(635b) Pyrolysis and Electrocatalysis of Biorefinery-Derived Lignin to Make Hydrocarbon Fuels

Conversion of the more than one billion tons of biomass that may be available in 2030, as per the U.S. Billion-ton Study, could result in as much as 300 million dry tons of lignin. Uses of this lignin span from low value combustion heat to high value food flavorings and antioxidants.  Routes to liquid hydrocarbon fuels could improve the economics and energetics of biorefineries that produce ethanol.  Lignin, comprising up to 30% of the mass and 40% of the energy stored in biomass, offers great potential as feedstock for biomass-based liquid fuel production when using fast pyrolysis as an intermediate step.

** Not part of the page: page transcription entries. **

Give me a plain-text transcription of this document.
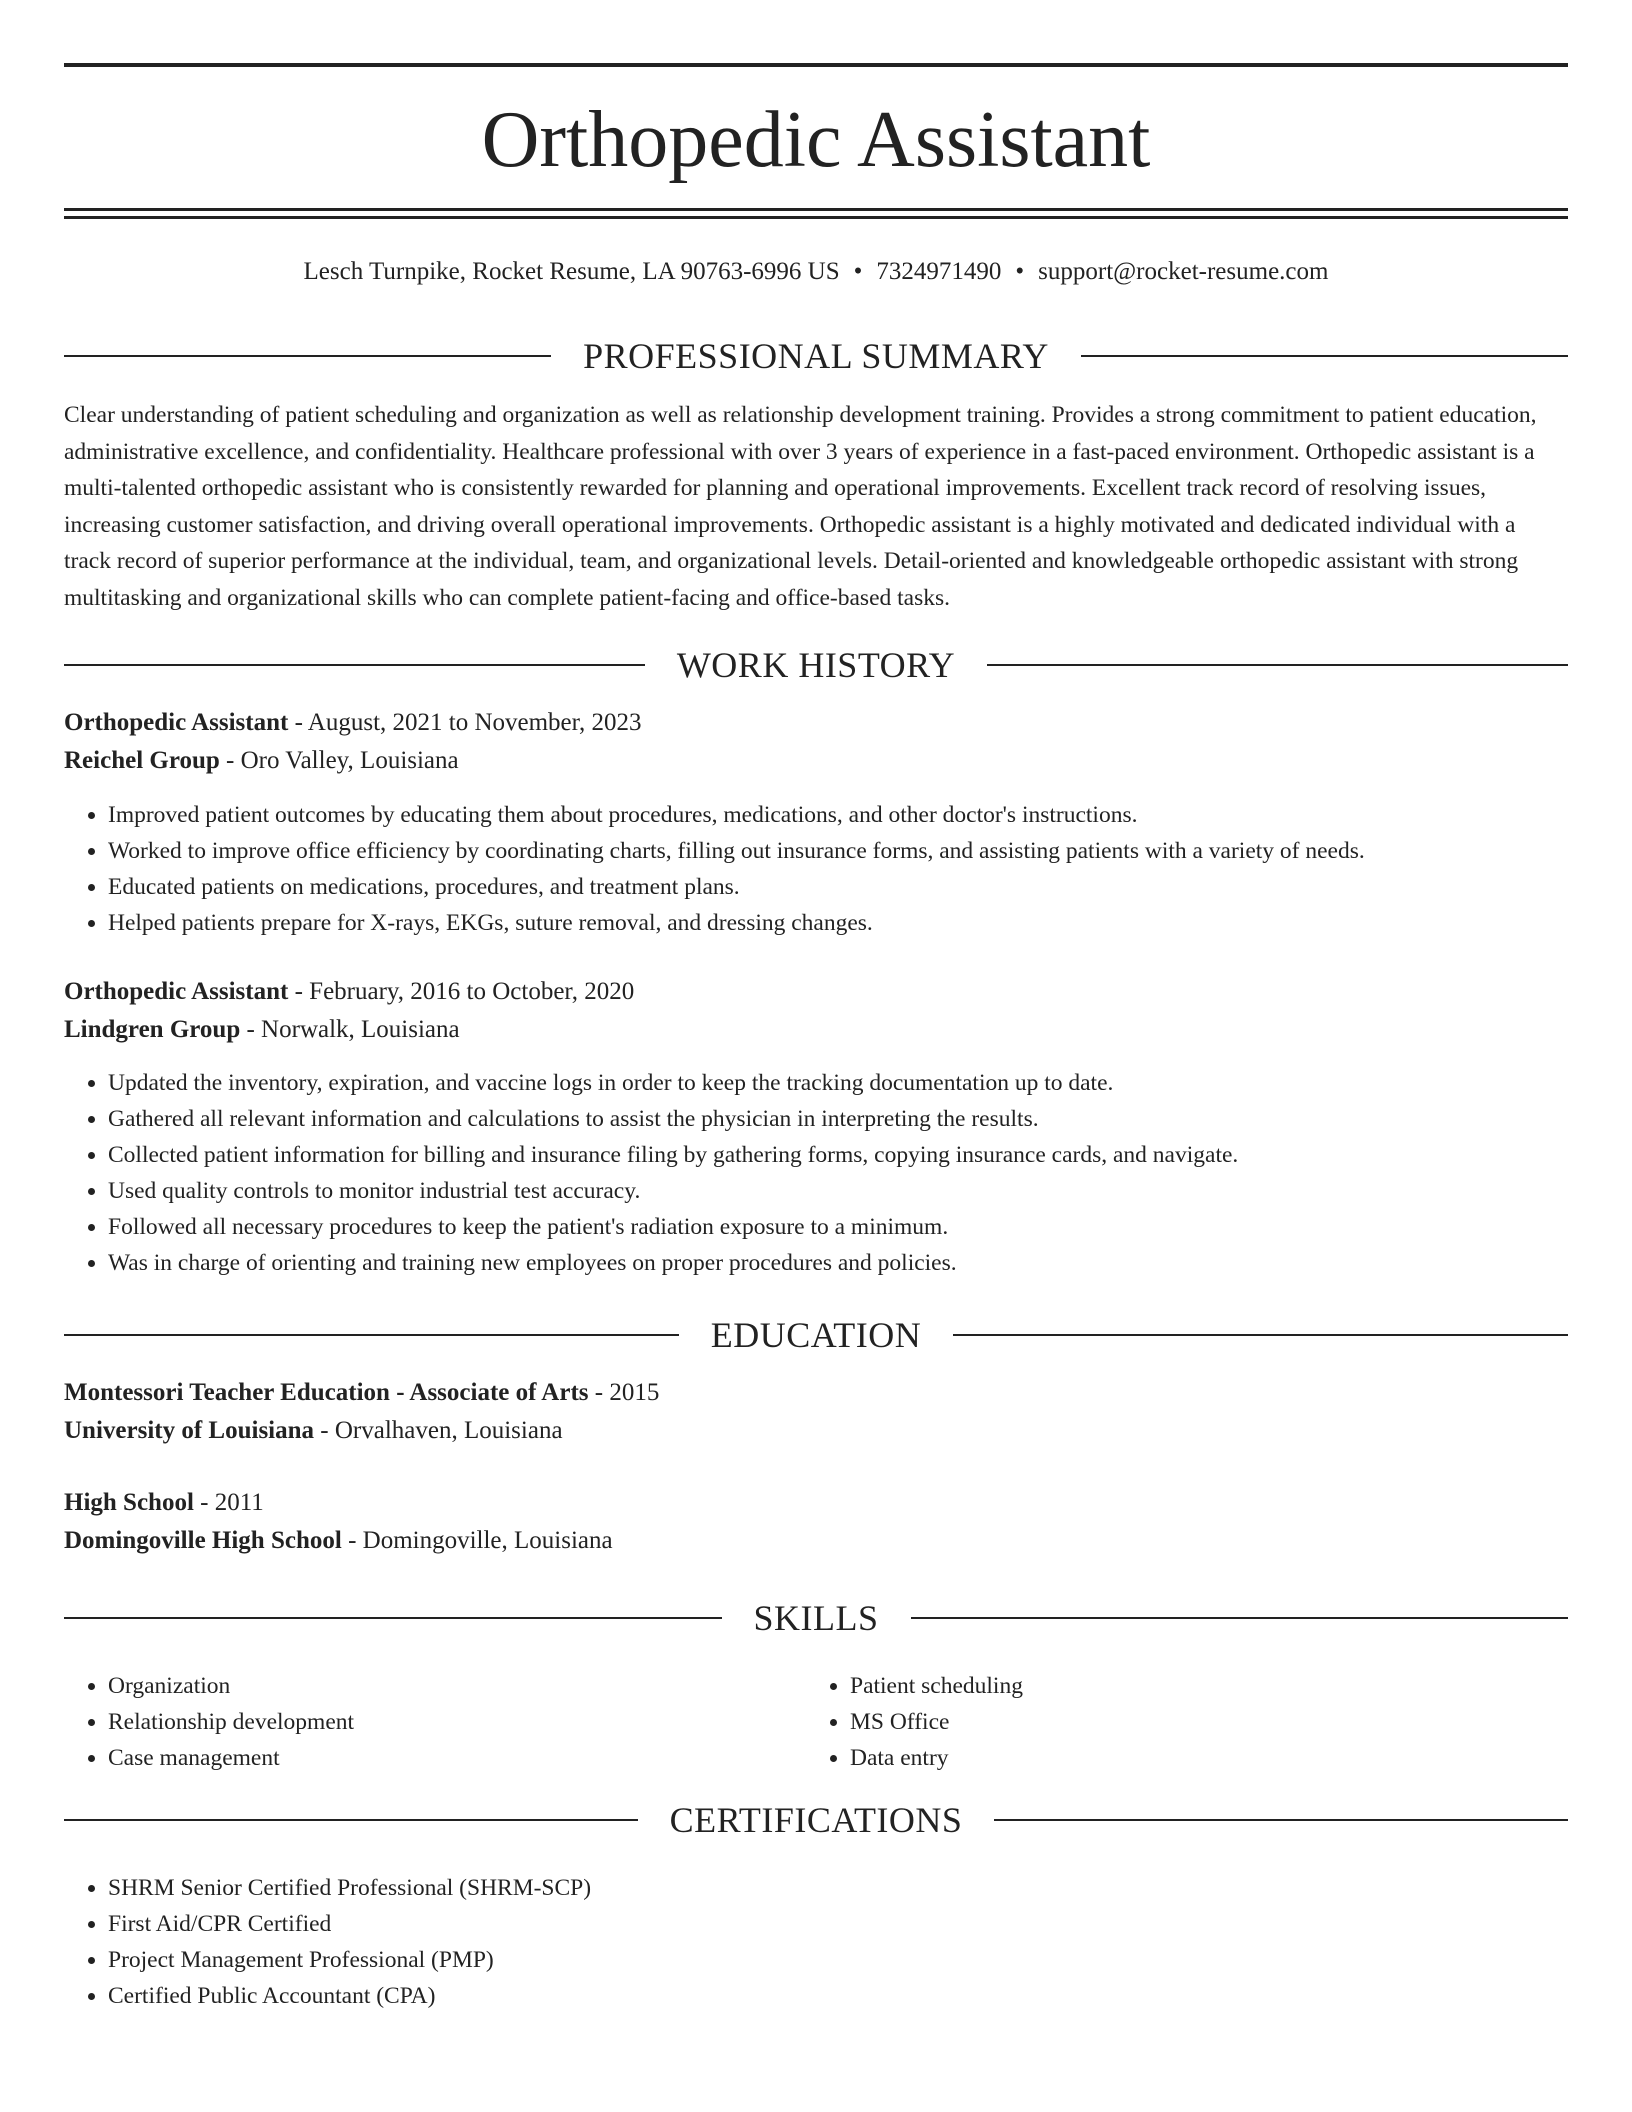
Orthopedic Assistant
Lesch Turnpike, Rocket Resume, LA 90763-6996 US • 7324971490 • support@rocket-resume.com
PROFESSIONAL SUMMARY

Clear understanding of patient scheduling and organization as well as relationship development training. Provides a strong commitment to patient education, administrative excellence, and confidentiality. Healthcare professional with over 3 years of experience in a fast-paced environment. Orthopedic assistant is a multi-talented orthopedic assistant who is consistently rewarded for planning and operational improvements. Excellent track record of resolving issues, increasing customer satisfaction, and driving overall operational improvements. Orthopedic assistant is a highly motivated and dedicated individual with a track record of superior performance at the individual, team, and organizational levels. Detail-oriented and knowledgeable orthopedic assistant with strong multitasking and organizational skills who can complete patient-facing and office-based tasks.

WORK HISTORY
Orthopedic Assistant - August, 2021 to November, 2023
Reichel Group - Oro Valley, Louisiana
• Improved patient outcomes by educating them about procedures, medications, and other doctor's instructions.
• Worked to improve office efficiency by coordinating charts, filling out insurance forms, and assisting patients with a variety of needs.
• Educated patients on medications, procedures, and treatment plans.
• Helped patients prepare for X-rays, EKGs, suture removal, and dressing changes.
Orthopedic Assistant - February, 2016 to October, 2020
Lindgren Group - Norwalk, Louisiana
• Updated the inventory, expiration, and vaccine logs in order to keep the tracking documentation up to date.
• Gathered all relevant information and calculations to assist the physician in interpreting the results.
• Collected patient information for billing and insurance filing by gathering forms, copying insurance cards, and navigate.
• Used quality controls to monitor industrial test accuracy.
• Followed all necessary procedures to keep the patient's radiation exposure to a minimum.
• Was in charge of orienting and training new employees on proper procedures and policies.
EDUCATION
Montessori Teacher Education - Associate of Arts - 2015
University of Louisiana - Orvalhaven, Louisiana
High School - 2011
Domingoville High School - Domingoville, Louisiana
SKILLS
• Organization
• Relationship development
• Case management
• Patient scheduling
• MS Office
• Data entry
CERTIFICATIONS
• SHRM Senior Certified Professional (SHRM-SCP)
• First Aid/CPR Certified
• Project Management Professional (PMP)
• Certified Public Accountant (CPA)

Lignin is and will continue to be a major byproduct of cellulosic ethanol production. We propose implementing pyrolysis for lignin depolymerization and conversion to liquid fuels or value added products. However, the most valuable of the pyrolysis products, bio-oil is highly oxygenated, corrosive, low in energy content and unstable during storage. As a means of improving bio-oil properties, electrocatalytic hydrogenation (ECH) is employed to reduce and deoxygenate reactive compounds. In this study, lignin model compounds representative of bio-oil components are subjected to ECH under mild conditions (80°C and 1atm) using ruthenium on activated carbon cloth  (Ru/ACC) as a catalytic cathode.  To date, model monomers (guaiacol, syringol and phenol) and model dimer (4-pehnoxyphenol) have successfully been reduced using this method. Further work in this area focuses on pyrolysis and electrocatalysis of ammonia extracted lignin.